Despite mankind's longstanding struggle to control mosquito populations, the World Health Organization estimates that in 2018, 228 million people developed malaria globally and 405,000 people died from it, most of them children under age 5 in Africa.
Malaria is perhaps even tougher to combat than HIV or tuberculosis because of its multiple distinct life-cycle stages and its genetic complexity, which allows Plasmodium to adapt rapidly to drugs and to our immune system's efforts to render it ineffective. With billions of parasites circulating in a single human host, Plasmodium species are poised to resist immunologic and chemotherapeutic attacks. With the aid of mosquito vectors, a single infected individual can transmit to hundreds of other individuals within months, far outstripping the infectiousness of HIV or tuberculosis.
What is Malaria?
Malaria is a febrile, mosquito-borne infection, classically characterized by periodic chills, rigors, and high fevers followed by profuse sweating, which occur at regular intervals of 48 to 72 hours. Infection in humans begins when the infected female anopheline mosquito injects the sporozoite parasitic form from its salivary glands into the bloodstream during a blood meal. The sporozoites are carried to the liver, where they undergo asexual reproduction. When these infected liver cells burst, merozoites are released into the blood, where they invade red blood cells. The intraerythrocytic parasite develops through ring forms into schizonts that produce more infectious merozoites that affect additional red cells. The periodic fever is the result of synchronization of red cell lysis and release of more merozoites. Some of the organisms develop into distinct sexual forms (gametocytes) which, if ingested by the Anopheles mosquito during a feeding, can undergo sexual reproduction that starts the cycle over again.

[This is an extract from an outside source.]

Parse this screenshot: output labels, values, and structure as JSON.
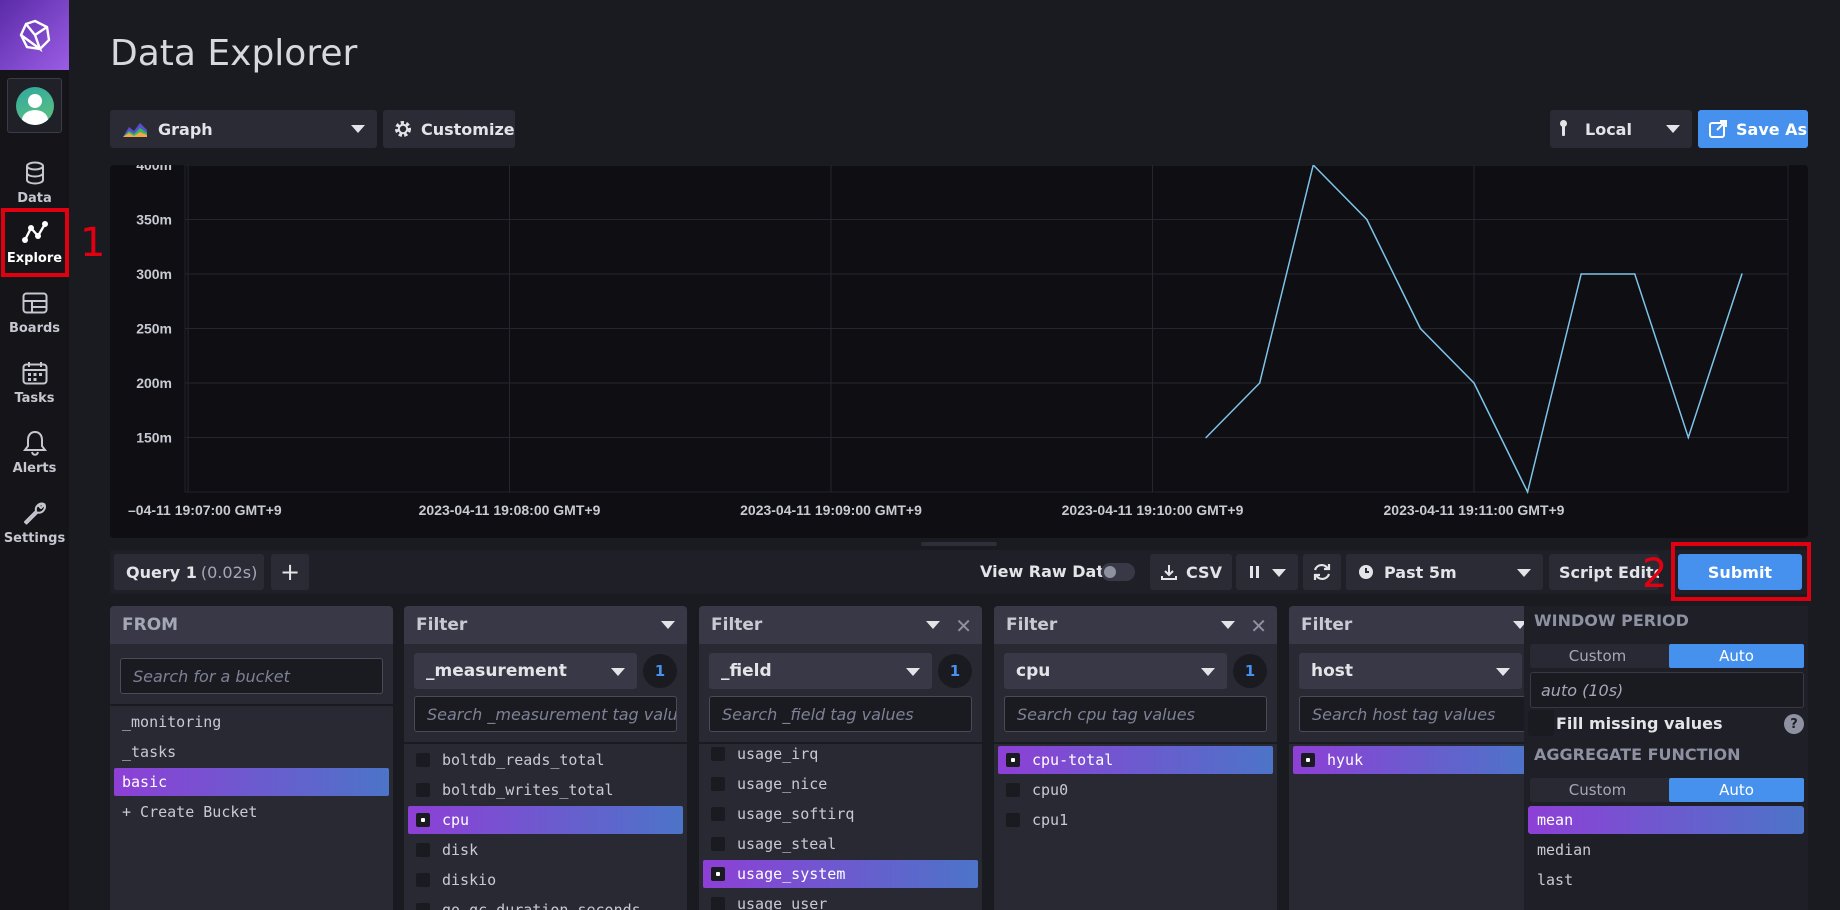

Malaria is prevalent throughout most of the tropical world, producing a situation in which 50% of the world's population is at risk for acquiring this disease. Affecting 212 million people yearly, malaria is considered one of the most common infectious diseases and the most important of the parasitic diseases. Infections in humans are caused by four different species of the genus Plasmodium. Plasmodium falciparum, Plasmodium malaria, Plasmodium vivax, and Plasmodium ovale are associated with different clinical presentations, progression, prevalence, and antimalarial resistance patterns. P. falciparum infection results in the highest morbidity and mortality, accounting for almost all of the 429,000 deaths caused by malaria annually.
Why should the developed world care?
Although cases of malaria around the world have decreased in recent years, the parasite is rapidly becoming resistant to the drugs we use for its prevention and treatment. In addition, the mosquito is becoming resistant to the sprays and treated nets we use to prevent transmission to humans.
Many U.S. citizens travel to malarious areas and are at severe risk of the disease when they return home if not properly diagnosed and effectively treated. The Centers for Disease Control and Prevention, which reports between 1,500 cases in the United States annually, considers this to be about half the actual number of cases occurring in the country.
Anopheles mosquitoes, which transmit malaria, are common in most populated regions of the world, including almost everywhere in the United States. In the United States, occasional outbreaks transmitted locally by indigenous mosquitoes have occurred in the past five years in California, Texas, Michigan and near New York City.
Anopheline mosquitoes are cold-blooded, which means their body temperature and their ability to nurture the Plasmodium parasite is affected by the temperature of their surroundings. With increasing temperatures due to global climate change, most new areas where there is a potential risk for malaria transmission will be temperate regions where lower temperatures presently limit the mosquito populations and the parasite's ability to develop in them.